Сразу после бегства Гесса Гитлер отменил занимаемую им должность «заместителя фюрера по партии» и переименовал возглавляемое Гессом учреждение в «партийную канцелярию», во главе которой, как и прежде, стоял Борман. Это в значительной мере усиливало позиции Бормана. Оставалось каким-то образом оценить случившееся. Гитлер уже вызвал всех руководителей рейха и региональное партийное руководство в Бергхоф. 13 мая 1941 г. он повторил им, что Гесс был психически нездоров. В эмоциональной речи, взывавшей к преданности делу партии, он объявил, что Гесс предал и обманул его. Несколько дней спустя Ганс Франк, также находившийся среди присутствующих, скажет своему штабу в генерал-губернаторстве: «Фюрер был ужасно подавлен, таким мне его еще не приходилось видеть»
[277]. По мнению Геббельса, факт, что заместитель фюрера по партии был невменяем не один год, отнюдь не способствовало ни авторитету рейха, ни его руководства. Сначала многие старые члены партии НСДАП отказались поверить в новость о Гессе. «Никто не верит в его безумие»

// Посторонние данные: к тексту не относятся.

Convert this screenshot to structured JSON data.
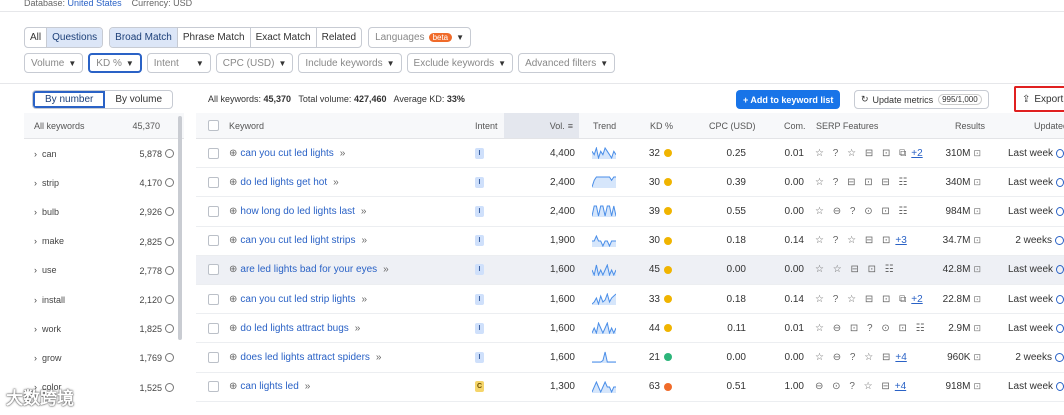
{
  "top": {
    "database_label": "Database:",
    "database_value": "United States",
    "currency_label": "Currency: USD"
  },
  "row1": {
    "all": "All",
    "questions": "Questions",
    "match": [
      "Broad Match",
      "Phrase Match",
      "Exact Match",
      "Related"
    ],
    "languages": "Languages",
    "beta": "beta"
  },
  "filters": [
    "Volume",
    "KD %",
    "Intent",
    "CPC (USD)",
    "Include keywords",
    "Exclude keywords",
    "Advanced filters"
  ],
  "toolbar": {
    "by_number": "By number",
    "by_volume": "By volume",
    "all_keywords_label": "All keywords:",
    "all_keywords_value": "45,370",
    "total_volume_label": "Total volume:",
    "total_volume_value": "427,460",
    "avg_kd_label": "Average KD:",
    "avg_kd_value": "33%",
    "add_button": "+ Add to keyword list",
    "update_button": "Update metrics",
    "update_count": "995/1,000",
    "export_button": "Export"
  },
  "sidebar": {
    "header_label": "All keywords",
    "header_count": "45,370",
    "items": [
      {
        "label": "can",
        "count": "5,878"
      },
      {
        "label": "strip",
        "count": "4,170"
      },
      {
        "label": "bulb",
        "count": "2,926"
      },
      {
        "label": "make",
        "count": "2,825"
      },
      {
        "label": "use",
        "count": "2,778"
      },
      {
        "label": "install",
        "count": "2,120"
      },
      {
        "label": "work",
        "count": "1,825"
      },
      {
        "label": "grow",
        "count": "1,769"
      },
      {
        "label": "color",
        "count": "1,525"
      }
    ]
  },
  "columns": {
    "keyword": "Keyword",
    "intent": "Intent",
    "vol": "Vol.",
    "trend": "Trend",
    "kd": "KD %",
    "cpc": "CPC (USD)",
    "com": "Com.",
    "serp": "SERP Features",
    "results": "Results",
    "updated": "Updated"
  },
  "rows": [
    {
      "keyword": "can you cut led lights",
      "intent": "I",
      "vol": "4,400",
      "kd": "32",
      "kd_color": "#f0b400",
      "cpc": "0.25",
      "com": "0.01",
      "serp": "☆ ? ☆ ⊟ ⊡ ⧉",
      "serp_more": "+2",
      "results": "310M",
      "updated": "Last week",
      "trend": [
        5,
        4,
        6,
        3,
        5,
        4,
        6,
        5,
        4,
        3,
        5,
        4
      ]
    },
    {
      "keyword": "do led lights get hot",
      "intent": "I",
      "vol": "2,400",
      "kd": "30",
      "kd_color": "#f0b400",
      "cpc": "0.39",
      "com": "0.00",
      "serp": "☆ ? ⊟ ⊡ ⊟ ☷",
      "serp_more": "",
      "results": "340M",
      "updated": "Last week",
      "trend": [
        3,
        5,
        6,
        6,
        6,
        6,
        6,
        6,
        6,
        5,
        6,
        6
      ]
    },
    {
      "keyword": "how long do led lights last",
      "intent": "I",
      "vol": "2,400",
      "kd": "39",
      "kd_color": "#f0b400",
      "cpc": "0.55",
      "com": "0.00",
      "serp": "☆ ⊖ ? ⊙ ⊡ ☷",
      "serp_more": "",
      "results": "984M",
      "updated": "Last week",
      "trend": [
        5,
        6,
        6,
        5,
        6,
        6,
        5,
        6,
        6,
        5,
        6,
        5
      ]
    },
    {
      "keyword": "can you cut led light strips",
      "intent": "I",
      "vol": "1,900",
      "kd": "30",
      "kd_color": "#f0b400",
      "cpc": "0.18",
      "com": "0.14",
      "serp": "☆ ? ☆ ⊟ ⊡",
      "serp_more": "+3",
      "results": "34.7M",
      "updated": "2 weeks",
      "trend": [
        3,
        3,
        4,
        3,
        3,
        2,
        3,
        3,
        2,
        3,
        3,
        3
      ]
    },
    {
      "keyword": "are led lights bad for your eyes",
      "intent": "I",
      "vol": "1,600",
      "kd": "45",
      "kd_color": "#f0b400",
      "cpc": "0.00",
      "com": "0.00",
      "serp": "☆ ☆ ⊟ ⊡ ☷",
      "serp_more": "",
      "results": "42.8M",
      "updated": "Last week",
      "trend": [
        3,
        2,
        4,
        2,
        3,
        2,
        3,
        4,
        2,
        3,
        2,
        3
      ]
    },
    {
      "keyword": "can you cut led strip lights",
      "intent": "I",
      "vol": "1,600",
      "kd": "33",
      "kd_color": "#f0b400",
      "cpc": "0.18",
      "com": "0.14",
      "serp": "☆ ? ☆ ⊟ ⊡ ⧉",
      "serp_more": "+2",
      "results": "22.8M",
      "updated": "Last week",
      "trend": [
        2,
        3,
        5,
        2,
        6,
        3,
        4,
        7,
        3,
        5,
        6,
        7
      ]
    },
    {
      "keyword": "do led lights attract bugs",
      "intent": "I",
      "vol": "1,600",
      "kd": "44",
      "kd_color": "#f0b400",
      "cpc": "0.11",
      "com": "0.01",
      "serp": "☆ ⊖ ⊡ ? ⊙ ⊡ ☷",
      "serp_more": "",
      "results": "2.9M",
      "updated": "Last week",
      "trend": [
        3,
        4,
        3,
        5,
        4,
        3,
        4,
        5,
        3,
        4,
        3,
        4
      ]
    },
    {
      "keyword": "does led lights attract spiders",
      "intent": "I",
      "vol": "1,600",
      "kd": "21",
      "kd_color": "#2cb57a",
      "cpc": "0.00",
      "com": "0.00",
      "serp": "☆ ⊖ ? ☆ ⊟",
      "serp_more": "+4",
      "results": "960K",
      "updated": "2 weeks",
      "trend": [
        1,
        1,
        1,
        1,
        1,
        2,
        8,
        1,
        1,
        1,
        1,
        1
      ]
    },
    {
      "keyword": "can lights led",
      "intent": "C",
      "vol": "1,300",
      "kd": "63",
      "kd_color": "#f06b2a",
      "cpc": "0.51",
      "com": "1.00",
      "serp": "⊖ ⊙ ? ☆ ⊟",
      "serp_more": "+4",
      "results": "918M",
      "updated": "Last week",
      "trend": [
        3,
        4,
        5,
        4,
        3,
        4,
        5,
        4,
        4,
        3,
        4,
        4
      ]
    }
  ],
  "watermark": "大数跨境"
}
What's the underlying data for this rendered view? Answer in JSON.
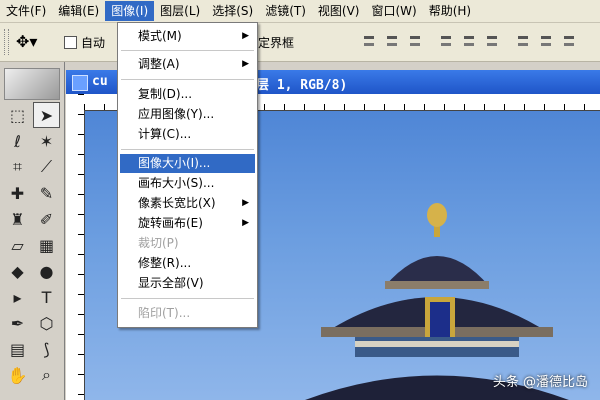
{
  "menubar": {
    "items": [
      "文件(F)",
      "编辑(E)",
      "图像(I)",
      "图层(L)",
      "选择(S)",
      "滤镜(T)",
      "视图(V)",
      "窗口(W)",
      "帮助(H)"
    ]
  },
  "options": {
    "auto_select_label": "自动",
    "bounding_label": "定界框"
  },
  "document": {
    "title_left": "cu",
    "title_right": "层 1, RGB/8)"
  },
  "image_menu": {
    "mode": "模式(M)",
    "adjust": "调整(A)",
    "duplicate": "复制(D)...",
    "apply_image": "应用图像(Y)...",
    "calculations": "计算(C)...",
    "image_size": "图像大小(I)...",
    "canvas_size": "画布大小(S)...",
    "pixel_aspect": "像素长宽比(X)",
    "rotate_canvas": "旋转画布(E)",
    "crop": "裁切(P)",
    "trim": "修整(R)...",
    "reveal_all": "显示全部(V)",
    "trap": "陷印(T)..."
  },
  "watermark": "头条 @潘德比岛",
  "colors": {
    "menu_highlight": "#316ac5",
    "title_bar": "#1f55c8",
    "sky": "#6c9ee0"
  }
}
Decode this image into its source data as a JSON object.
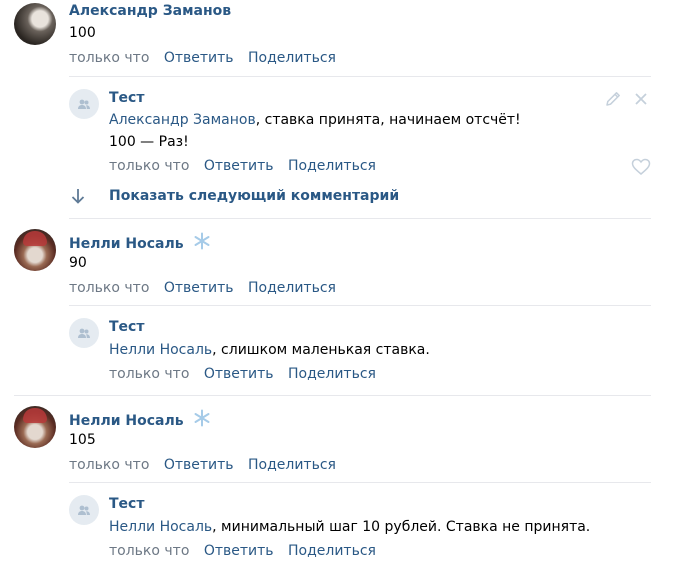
{
  "comments": [
    {
      "author": "Александр Заманов",
      "text": "100",
      "time": "только что",
      "reply_label": "Ответить",
      "share_label": "Поделиться",
      "replies": [
        {
          "author": "Тест",
          "mention": "Александр Заманов",
          "line1": ", ставка принята, начинаем отсчёт!",
          "line2": "100 — Раз!",
          "time": "только что",
          "reply_label": "Ответить",
          "share_label": "Поделиться"
        }
      ]
    },
    {
      "author": "Нелли Носаль",
      "text": "90",
      "time": "только что",
      "reply_label": "Ответить",
      "share_label": "Поделиться",
      "replies": [
        {
          "author": "Тест",
          "mention": "Нелли Носаль",
          "line1": ", слишком маленькая ставка.",
          "time": "только что",
          "reply_label": "Ответить",
          "share_label": "Поделиться"
        }
      ]
    },
    {
      "author": "Нелли Носаль",
      "text": "105",
      "time": "только что",
      "reply_label": "Ответить",
      "share_label": "Поделиться",
      "replies": [
        {
          "author": "Тест",
          "mention": "Нелли Носаль",
          "line1": ", минимальный шаг 10 рублей. Ставка не принята.",
          "time": "только что",
          "reply_label": "Ответить",
          "share_label": "Поделиться"
        }
      ]
    }
  ],
  "show_next_label": "Показать следующий комментарий",
  "icons": {
    "edit": "pencil-icon",
    "close": "close-icon",
    "like": "heart-icon",
    "show_next": "arrow-down-icon",
    "badge": "snowflake-icon",
    "group_avatar": "group-icon"
  },
  "colors": {
    "link": "#2a5885",
    "meta": "#6d7885",
    "separator": "#e7e8ec",
    "icon_gray": "#c5d0db"
  }
}
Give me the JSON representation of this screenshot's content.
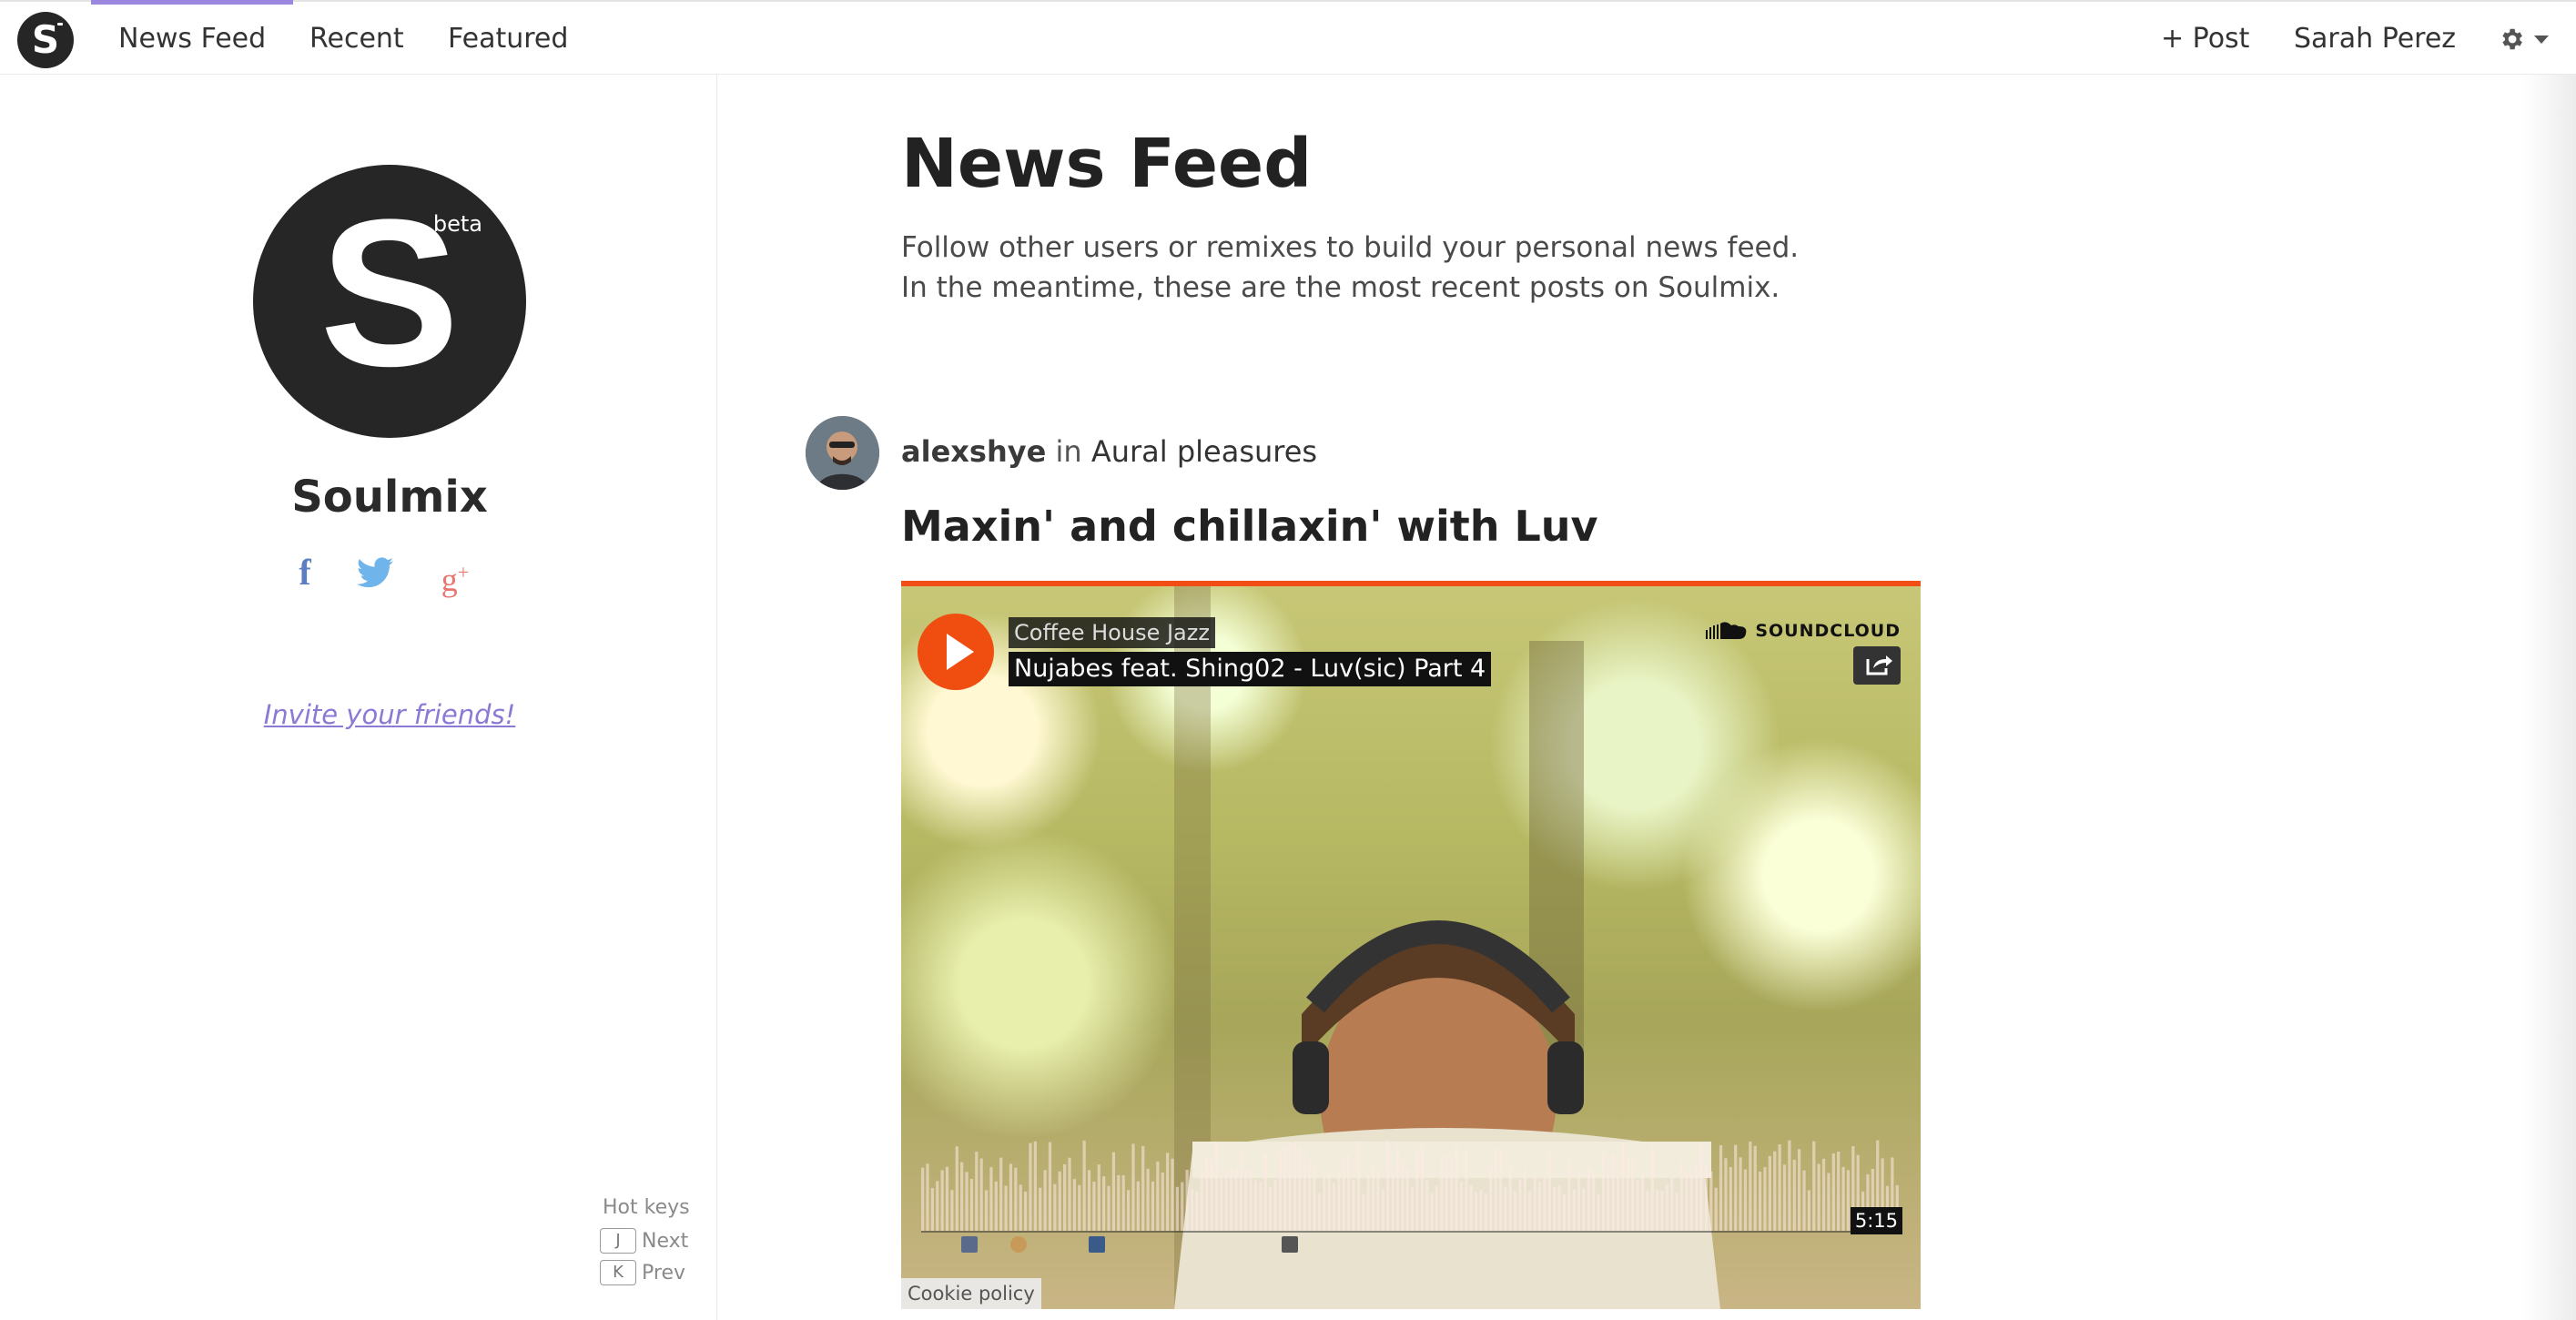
{
  "nav": {
    "logo_letter": "S",
    "tabs": [
      {
        "label": "News Feed",
        "active": true
      },
      {
        "label": "Recent",
        "active": false
      },
      {
        "label": "Featured",
        "active": false
      }
    ],
    "post_label": "+ Post",
    "user_name": "Sarah Perez",
    "settings_icon": "gear-icon",
    "accent_color": "#9b86e0"
  },
  "sidebar": {
    "logo_letter": "S",
    "logo_badge": "beta",
    "site_name": "Soulmix",
    "social_icons": [
      {
        "name": "facebook-icon",
        "glyph": "f",
        "color": "#5b7ec4"
      },
      {
        "name": "twitter-icon",
        "glyph": "twitter-bird",
        "color": "#6fb4ea"
      },
      {
        "name": "google-plus-icon",
        "glyph": "g+",
        "color": "#e8766e"
      }
    ],
    "invite_link": "Invite your friends!",
    "hotkeys": {
      "title": "Hot keys",
      "next": {
        "key": "J",
        "label": "Next"
      },
      "prev": {
        "key": "K",
        "label": "Prev"
      }
    }
  },
  "main": {
    "title": "News Feed",
    "intro_line1": "Follow other users or remixes to build your personal news feed.",
    "intro_line2": "In the meantime, these are the most recent posts on Soulmix.",
    "post": {
      "author": "alexshye",
      "in_word": "in",
      "collection": "Aural pleasures",
      "title": "Maxin' and chillaxin' with Luv",
      "embed": {
        "genre": "Coffee House Jazz",
        "track": "Nujabes feat. Shing02 - Luv(sic) Part 4",
        "brand": "SOUNDCLOUD",
        "duration": "5:15",
        "cookie_policy": "Cookie policy",
        "accent_color": "#f24d14"
      }
    }
  }
}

[278], — сообщал чиновник из Эберманштадта, городка в сельском районе Баварии. Вот что записал в дневнике 10-12 мая 1941 г. фельдмаршал Фёдор фон Бок: «Вечером становится известно об исчезновении самолета «заместителя фюрера» Гесса и его предполагаемой посадке на территории Англии. Очень непонятная история! Крайне маловероятно, если принимать во внимание все сопутствующие обстоятельства, что Гесс располагал санкцией свыше на проведение подобной акции. И, что самое печальное, никто из тех, с кем мне пришлось обсуждать эту тему, не верит в официальную версию»
[279]. «Почему фюрер ничего не сказал о деле Гесса? — спрашивала приятельница Виктора Клемперера Аннемари Кёлер. — Что-то он ведь должен был сказать. Какую причину он укажет? То, что Гесс был болен на протяжении многих лет? Но как, в таком случае, он мог оставаться заместителем Гитлера?»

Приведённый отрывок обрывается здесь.